Volkswagen to pay $6.4 mn in compensation to Brazil dictatorship victims

Car maker collaborated with 1964-85 military regime to identify suspected opponents

volkswagen-afp Representative image | Reuters

Automobile major Volkswagen will pay about 36 million reais ($6.4 million) in compensation and donations to atone for the persecution of former employees during Brazil's 1964-1985 military dictatorship. On Wednesday, Volkswagen had signed a deal with prosecutors to compensate former workers at the company's Brazil unit for rights violations committed during the South American country's military dictatorship.

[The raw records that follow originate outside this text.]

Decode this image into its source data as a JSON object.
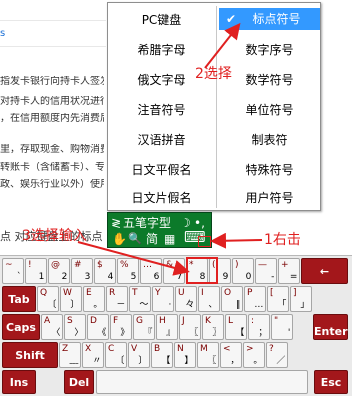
{
  "doc": {
    "lines": [
      "s",
      "指发卡银行向持卡人签发的",
      "对持卡人的信用状况进行",
      "，在信用额度内先消费后还款",
      "里，存取现金、购物消费等功能",
      "转账卡（含储蓄卡）、专用卡和",
      "政、娱乐行业以外）使用的借记"
    ],
    "bottom_text": "点  对应键盘上的标点"
  },
  "menu": {
    "left": [
      "PC键盘",
      "希腊字母",
      "俄文字母",
      "注音符号",
      "汉语拼音",
      "日文平假名",
      "日文片假名"
    ],
    "right": [
      "标点符号",
      "数字序号",
      "数学符号",
      "单位符号",
      "制表符",
      "特殊符号",
      "用户符号"
    ],
    "selected": "标点符号",
    "check_glyph": "✔"
  },
  "ime": {
    "row1": {
      "logo": "≷",
      "name": "五笔字型",
      "moon": "☽",
      "dots": "•,"
    },
    "row2": {
      "hand": "✋",
      "search": "🔍",
      "mode": "简",
      "grid": "▦",
      "keyboard": "⌨"
    }
  },
  "annotations": {
    "step1": "1右击",
    "step2": "2选择",
    "step3": "3选择输入"
  },
  "keyboard": {
    "row1": [
      {
        "t": "~",
        "b": "`"
      },
      {
        "t": "!",
        "b": "1"
      },
      {
        "t": "@",
        "b": "2"
      },
      {
        "t": "#",
        "b": "3"
      },
      {
        "t": "$",
        "b": "4"
      },
      {
        "t": "%",
        "b": "5"
      },
      {
        "t": "…",
        "b": "6"
      },
      {
        "t": "&",
        "b": "7"
      },
      {
        "t": "*",
        "b": "8"
      },
      {
        "t": "(",
        "b": "9"
      },
      {
        "t": ")",
        "b": "0"
      },
      {
        "t": "—",
        "b": "-"
      },
      {
        "t": "+",
        "b": "="
      }
    ],
    "row2": [
      {
        "t": "Q",
        "b": "〔"
      },
      {
        "t": "W",
        "b": "〕"
      },
      {
        "t": "E",
        "b": "。"
      },
      {
        "t": "R",
        "b": "－"
      },
      {
        "t": "T",
        "b": "～"
      },
      {
        "t": "Y",
        "b": "·"
      },
      {
        "t": "U",
        "b": "々"
      },
      {
        "t": "I",
        "b": "、"
      },
      {
        "t": "O",
        "b": "‖"
      },
      {
        "t": "P",
        "b": "…"
      },
      {
        "t": "[",
        "b": "「"
      },
      {
        "t": "]",
        "b": "」"
      }
    ],
    "row3": [
      {
        "t": "A",
        "b": "〈"
      },
      {
        "t": "S",
        "b": "〉"
      },
      {
        "t": "D",
        "b": "《"
      },
      {
        "t": "F",
        "b": "》"
      },
      {
        "t": "G",
        "b": "『"
      },
      {
        "t": "H",
        "b": "』"
      },
      {
        "t": "J",
        "b": "〖"
      },
      {
        "t": "K",
        "b": "〗"
      },
      {
        "t": "L",
        "b": "【"
      },
      {
        "t": ":",
        "b": "；"
      },
      {
        "t": "\"",
        "b": "'"
      }
    ],
    "row4": [
      {
        "t": "Z",
        "b": "﹏"
      },
      {
        "t": "X",
        "b": "〃"
      },
      {
        "t": "C",
        "b": "〔"
      },
      {
        "t": "V",
        "b": "〕"
      },
      {
        "t": "B",
        "b": "【"
      },
      {
        "t": "N",
        "b": "】"
      },
      {
        "t": "M",
        "b": "〖"
      },
      {
        "t": "<",
        "b": "，"
      },
      {
        "t": ">",
        "b": "。"
      },
      {
        "t": "?",
        "b": "／"
      }
    ],
    "fn": {
      "tab": "Tab",
      "caps": "Caps",
      "shift": "Shift",
      "enter": "Enter",
      "back": "←",
      "ins": "Ins",
      "del": "Del",
      "esc": "Esc"
    }
  }
}
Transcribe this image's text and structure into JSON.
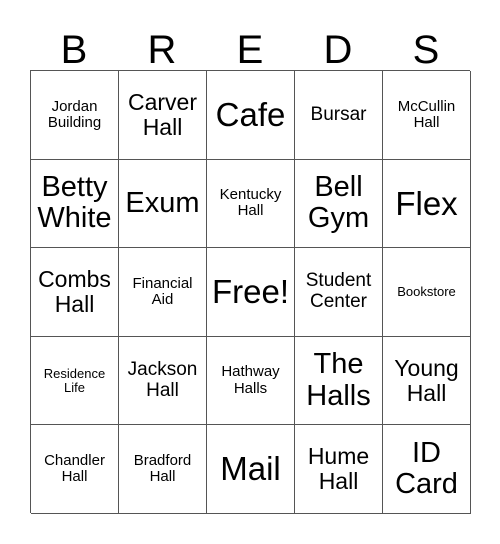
{
  "card": {
    "header_letters": [
      "B",
      "R",
      "E",
      "D",
      "S"
    ],
    "border_color": "#555555",
    "background_color": "#ffffff",
    "text_color": "#000000",
    "rows": [
      [
        {
          "label": "Jordan Building",
          "size": "sz-s",
          "free": false
        },
        {
          "label": "Carver Hall",
          "size": "sz-l",
          "free": false
        },
        {
          "label": "Cafe",
          "size": "sz-xxl",
          "free": false
        },
        {
          "label": "Bursar",
          "size": "sz-m",
          "free": false
        },
        {
          "label": "McCullin Hall",
          "size": "sz-s",
          "free": false
        }
      ],
      [
        {
          "label": "Betty White",
          "size": "sz-xl",
          "free": false
        },
        {
          "label": "Exum",
          "size": "sz-xl",
          "free": false
        },
        {
          "label": "Kentucky Hall",
          "size": "sz-s",
          "free": false
        },
        {
          "label": "Bell Gym",
          "size": "sz-xl",
          "free": false
        },
        {
          "label": "Flex",
          "size": "sz-xxl",
          "free": false
        }
      ],
      [
        {
          "label": "Combs Hall",
          "size": "sz-l",
          "free": false
        },
        {
          "label": "Financial Aid",
          "size": "sz-s",
          "free": false
        },
        {
          "label": "Free!",
          "size": "sz-xxl",
          "free": true
        },
        {
          "label": "Student Center",
          "size": "sz-m",
          "free": false
        },
        {
          "label": "Bookstore",
          "size": "sz-xs",
          "free": false
        }
      ],
      [
        {
          "label": "Residence Life",
          "size": "sz-xs",
          "free": false
        },
        {
          "label": "Jackson Hall",
          "size": "sz-m",
          "free": false
        },
        {
          "label": "Hathway Halls",
          "size": "sz-s",
          "free": false
        },
        {
          "label": "The Halls",
          "size": "sz-xl",
          "free": false
        },
        {
          "label": "Young Hall",
          "size": "sz-l",
          "free": false
        }
      ],
      [
        {
          "label": "Chandler Hall",
          "size": "sz-s",
          "free": false
        },
        {
          "label": "Bradford Hall",
          "size": "sz-s",
          "free": false
        },
        {
          "label": "Mail",
          "size": "sz-xxl",
          "free": false
        },
        {
          "label": "Hume Hall",
          "size": "sz-l",
          "free": false
        },
        {
          "label": "ID Card",
          "size": "sz-xl",
          "free": false
        }
      ]
    ]
  }
}
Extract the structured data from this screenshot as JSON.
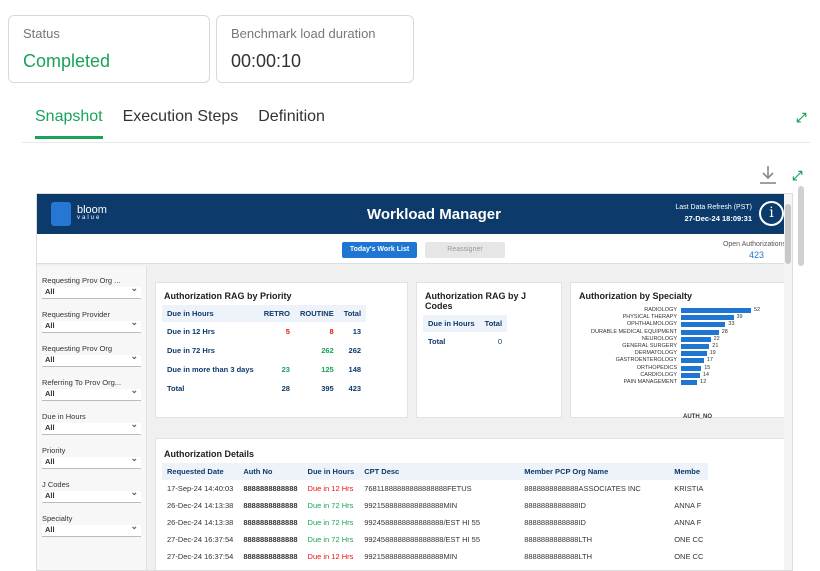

The compensation comprises 16.8 million reais for workers and their families, plus donations to various projects including a memorial for victims of the regime, Volkswagen stated. "We regret the violations that occurred in the past. For Volkswagen, it is important to deal responsibly with this negative chapter in Brazil's history and promote transparency," VW executive Hiltrud Werner said in the statement. The Brazilian prosecutors said in a statement that the deal will settle three probes launched since 2015.

Former workers and their families sued the German carmaker five years ago, alleging its Brazilian security office had collaborated with the military regime (1964-1985) to identify suspected opponents, who were then detained and tortured.

A government-appointed commission investigating abuses during Brazil's dictatorship had found evidence that companies, including Volkswagen, secretly helped the military identify suspected "subversives" and union activists on their payrolls. Many of the workers were then fired, detained or harassed by police, and were unable to find new jobs for years afterward, a Reuters investigation showed in 2014. 

The Latin American nation is still coming to terms with the abuses committed by the regime, which was responsible for the murder or disappearance of at least 434 people, according to the National Truth Commission established to investigate dictatorship-era crimes. An estimated 20,000 people were tortured.

Ironically, current Brazilean president Jair Bolsonaro, an army captain at the time, is an open admirer of the dictatorship.